During a plenary vote in European Parliament on Wednesday (Feb. 15), the deal was approved by 408 votes to 254, with 33 abstentions.
“By adopting CETA, we chose openness and growth and high standards over protectionism and stagnation,” said Parliament’s rapporteur for the CETA agreement Artis Pabriks, after the vote.
“Canada is a country with whom we share common values and an ally we can rely on. Together we can build bridges, instead of a wall, for the prosperity of our citizens. CETA will be a lighthouse for future trade deals all over the world.”
CETA will remove tariffs on “most traded goods and services”, according to a release, and the deal also provides for the mutual recognition of certification for a “wide range of products”.
As part of the negotiations, the EU secured protection for more than 140 European geographical indications for food and drinks sold on the Canadian market, as well as including sustainable development clauses to safeguard social and environmental standards.
Other safeguards to ensure trade and investment on both sides have also been put in place.
There have been concerns CETA gives too much power to multinational companies and governments will not be able to legislate to protect health, safety or the environment.
“The EU and Canada recognise in both the preamble to the deal and an attached joint declaration that its provisions apply without prejudice to the domestic right to regulate,” says a release.

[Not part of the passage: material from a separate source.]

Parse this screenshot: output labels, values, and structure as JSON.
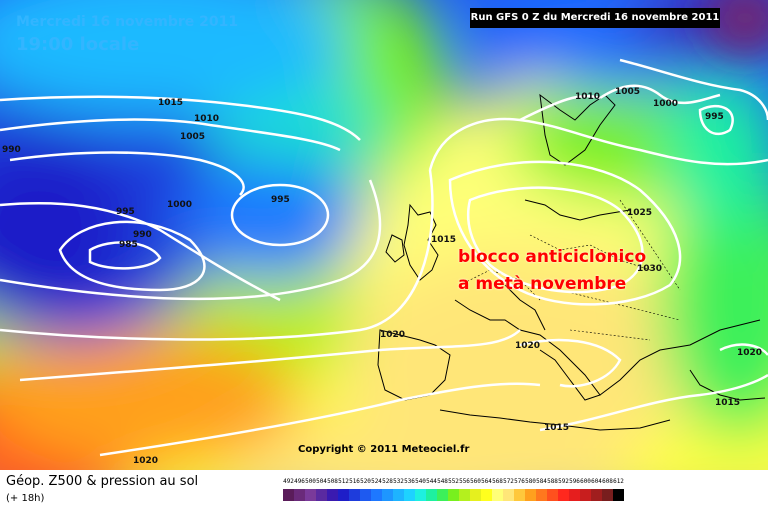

The deal could apply provisionally from April, subject to both sides completing all necessary internal procedures. However, CETA will also need to be ratified by national and regional parliaments.
Spain’s Federation of Fruit, Vegetable, Flower and Live Plant Grower Exporter Associations (FEPEX) said last month more than 90% of EU agricultural tariffs would be eliminated once the deal comes into effect.
It added Canada would eliminate all of its tariffs for fruits and vegetables, which would boost Spanish produce exports to the North American market.
EU fruit and vegetable exports to Canada totaled 78,673 metric tons (MT) in 2015, with a value of €95 million (US$102 million), according to Eurostat. Fruit represented the majority of shipments.
FEPEX highlighted some of the key exports to Canada were tomatoes, onions, cucumbers, citrus, apples, pears, plums and kiwifruit.
Canada exported 1,779MT of produce to the EU in the same year.